Filed in Accounting, Business by on February 7, 2012

Yesterday I wrote about a supposed once in 25 years idea. Today I am writing about a better once in 25 years.

In 1993, Marc Andreessen gave us easy web browsers. This exploded web use, even for those knowing little about computers. His Netscape had 90% of web users for years. Some now feel Marc has a new once in 25 years idea.

One computer can now use software to act like 10+ computers at once. This helps use each machine more efficiently. You also can use the cloud to create new virtual machines as needed, often in minutes. Virtualization even lets you have many physical machines run one application.

Networks are not keeping up. Data center cables are getting faster, not smarter. Meeting new demand usually means new computers, routers and switches, which takes weeks or longer. This means you cannot be as flexible as you want and some machines are under-utilized.

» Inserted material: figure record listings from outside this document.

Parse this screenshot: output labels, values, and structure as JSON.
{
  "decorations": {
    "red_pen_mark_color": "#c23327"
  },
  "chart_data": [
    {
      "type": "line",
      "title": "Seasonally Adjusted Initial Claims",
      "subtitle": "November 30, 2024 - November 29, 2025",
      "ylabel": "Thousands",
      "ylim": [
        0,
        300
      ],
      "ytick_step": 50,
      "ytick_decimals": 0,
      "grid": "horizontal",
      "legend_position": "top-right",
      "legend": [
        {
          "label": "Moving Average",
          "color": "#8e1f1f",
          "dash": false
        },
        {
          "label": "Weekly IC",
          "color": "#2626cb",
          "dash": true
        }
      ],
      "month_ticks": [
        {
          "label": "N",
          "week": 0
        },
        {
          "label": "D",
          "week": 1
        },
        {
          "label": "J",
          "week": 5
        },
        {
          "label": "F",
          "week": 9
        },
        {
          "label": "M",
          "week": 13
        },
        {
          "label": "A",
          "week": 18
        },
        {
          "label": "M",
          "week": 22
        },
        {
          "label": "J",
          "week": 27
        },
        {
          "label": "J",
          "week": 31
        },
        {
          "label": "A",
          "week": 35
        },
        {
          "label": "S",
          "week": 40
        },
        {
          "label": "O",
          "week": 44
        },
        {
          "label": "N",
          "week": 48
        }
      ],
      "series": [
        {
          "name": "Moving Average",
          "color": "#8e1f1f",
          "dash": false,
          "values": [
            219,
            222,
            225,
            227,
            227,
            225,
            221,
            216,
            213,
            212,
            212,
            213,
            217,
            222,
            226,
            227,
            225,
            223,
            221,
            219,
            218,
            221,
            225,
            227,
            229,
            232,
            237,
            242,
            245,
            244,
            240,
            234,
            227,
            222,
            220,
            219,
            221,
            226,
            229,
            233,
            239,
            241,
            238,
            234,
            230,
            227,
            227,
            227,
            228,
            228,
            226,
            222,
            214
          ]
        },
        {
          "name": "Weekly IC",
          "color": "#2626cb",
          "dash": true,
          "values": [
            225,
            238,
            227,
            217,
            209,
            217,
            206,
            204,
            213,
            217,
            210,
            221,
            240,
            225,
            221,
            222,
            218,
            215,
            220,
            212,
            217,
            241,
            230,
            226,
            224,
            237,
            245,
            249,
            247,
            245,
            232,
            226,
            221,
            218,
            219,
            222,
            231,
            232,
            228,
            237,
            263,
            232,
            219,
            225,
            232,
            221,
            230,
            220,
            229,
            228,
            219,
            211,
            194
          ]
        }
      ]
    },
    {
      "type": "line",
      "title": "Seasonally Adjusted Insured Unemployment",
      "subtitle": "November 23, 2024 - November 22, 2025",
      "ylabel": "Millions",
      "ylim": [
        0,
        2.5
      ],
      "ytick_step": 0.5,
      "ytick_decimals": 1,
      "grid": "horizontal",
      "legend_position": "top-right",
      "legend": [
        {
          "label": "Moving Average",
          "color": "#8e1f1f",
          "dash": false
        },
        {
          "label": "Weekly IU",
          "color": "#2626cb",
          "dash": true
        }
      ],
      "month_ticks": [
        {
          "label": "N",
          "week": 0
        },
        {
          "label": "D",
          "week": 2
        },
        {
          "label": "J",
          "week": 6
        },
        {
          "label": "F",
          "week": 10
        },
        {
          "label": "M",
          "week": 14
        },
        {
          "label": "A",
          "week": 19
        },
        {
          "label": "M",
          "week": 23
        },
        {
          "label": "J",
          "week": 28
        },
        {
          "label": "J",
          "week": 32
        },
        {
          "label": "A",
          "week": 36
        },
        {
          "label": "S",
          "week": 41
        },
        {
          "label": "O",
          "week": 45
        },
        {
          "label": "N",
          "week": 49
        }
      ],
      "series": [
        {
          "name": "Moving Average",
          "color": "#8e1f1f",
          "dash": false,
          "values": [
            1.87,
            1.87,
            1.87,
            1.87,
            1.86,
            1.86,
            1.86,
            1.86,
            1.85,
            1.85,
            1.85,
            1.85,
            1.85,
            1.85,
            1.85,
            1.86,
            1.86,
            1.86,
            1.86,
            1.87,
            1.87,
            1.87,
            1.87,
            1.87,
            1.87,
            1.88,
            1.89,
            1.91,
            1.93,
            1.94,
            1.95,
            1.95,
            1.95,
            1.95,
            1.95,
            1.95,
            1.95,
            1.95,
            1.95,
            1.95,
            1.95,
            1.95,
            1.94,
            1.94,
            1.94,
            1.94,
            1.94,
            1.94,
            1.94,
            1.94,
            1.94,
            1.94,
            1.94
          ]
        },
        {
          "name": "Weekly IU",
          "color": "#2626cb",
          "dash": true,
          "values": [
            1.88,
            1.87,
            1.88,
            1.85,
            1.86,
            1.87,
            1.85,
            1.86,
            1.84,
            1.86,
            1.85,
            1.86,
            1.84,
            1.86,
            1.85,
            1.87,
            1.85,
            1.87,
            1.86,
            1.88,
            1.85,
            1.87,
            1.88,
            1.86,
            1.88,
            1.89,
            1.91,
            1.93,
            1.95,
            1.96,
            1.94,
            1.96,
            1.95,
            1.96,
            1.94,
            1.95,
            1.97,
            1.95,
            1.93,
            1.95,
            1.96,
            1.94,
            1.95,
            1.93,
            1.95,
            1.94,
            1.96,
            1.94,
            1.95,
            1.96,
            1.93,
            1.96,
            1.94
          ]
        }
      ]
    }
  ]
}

Nicira “decouples” virtual networks from physical network hardware. You control networks in virtual space. A dumb network cable, carrying bits to two virtual machines, can now transfer data to many systems under virtual rules. One network can now act like dozens of networks. You also can make several networks act as one. You create network on the fly, in minutes, just as you create virtual machines. This saves about 50% of network costs for AT&T, eBay, Fidelity Investments, Rackspace and Japan’s giant NTT telecom.

Is Nicira a once in 25-years idea? It is excellent, but not in the once in 25 years category. Like many inventions, it became possible only after other needed inventions. It then became rather obvious. In fact, soon after reading about the first Nicira, I saw we needed a new one. Nicira now has managers decide when to add (or drop) specific computers to virtual networks. Most managers will base this on expected peak demand, not hour-by-hour actual demand.

The new Block-Nicira will only ask purchase ranges for process speed, storage and related preferences. This can feed eBay-like computer resource auctions. They can automatically set resource sales prices, minute by minute. The Block-Nicira will then automatically adjust resources automatically, as demand fluctuates. A bit of extra programming will provide big extra savings. If you think this is theoretical, then check Amazon EC2 Spot Instances and Amazon EC2 Pricing. Amazon already sells computer power on an as needed basis. They even give away subtantial amounts free.

Now that is a once in 25 years (again) idea. Of course, I was a good programmer about 25 years before Marc and I never stop learning.